Riduzioni del salario, estensione della derogabilità e limitazioni al diritto di sciopero. Questi i tre motivi che hanno indotto la Cgil a non firmare l’accordo quadro sulla riforma dei contratti. A spiegarlo è stato il segretario generale del maggiore sindacato italiano, Guglielmo Epifani, intervenendo all’assemblea dei quadri e delegati della Fillea in corso a Milano.

A suo giudizio, “l’accordo è figlio della paura, divide, non dà certezza a lavoratori e imprese, non costruisce regole condivise, ma può aprire una stagione di disunione e conflitto”. A chi giova un accordo del genere, si è poi chiesto Epifani, “quando tutti i lavoratori chiedono unità? Lo dico a Cisl e Uil: perché dividersi ora? Quale urgenza c’era?”

Epifani ha dunque sollecitato un confronto sul merito insistendo sulla richiesta di sottoporre l'intesa di Palazzo Chigi a un referendum: “Quando sono accordi che riguardano temi generali, possibile che non si possa chiedere un giudizio ai lavoratori? Se dicono che va bene, la Cgil dirà che va bene. Se non fosse così, quale forma di democrazia Cgil, Cisl e Uil immaginano?”.

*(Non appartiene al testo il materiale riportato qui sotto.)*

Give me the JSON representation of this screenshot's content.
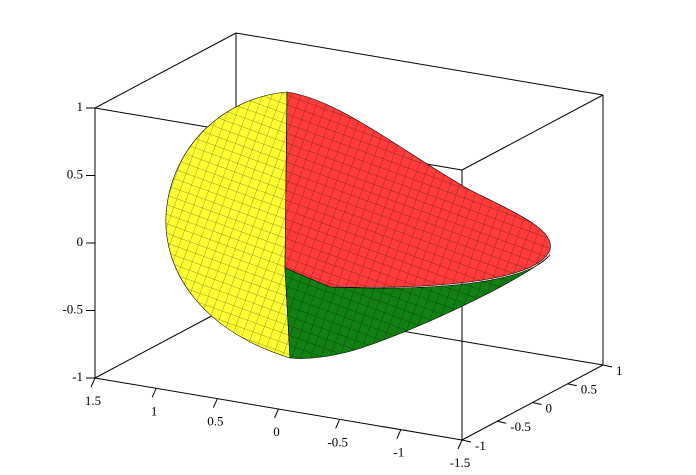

Ha poi aggiunto il leader sindacale: “Veniamo definiti ideologici, ma io vedo una spinta ideologica in altre posizioni: come definire quel ministro che dice che la Cgil è un avversario? Che cosa c’entra la logica amico-nemico quando si parla di democrazia? Torno a dire – ha concluso – che l’accordo è frutto della scelta esplicita del governo d’indebolire il sindacato, dividere i lavoratori durante la crisi e provare a relegare la Cgil in un angolo”.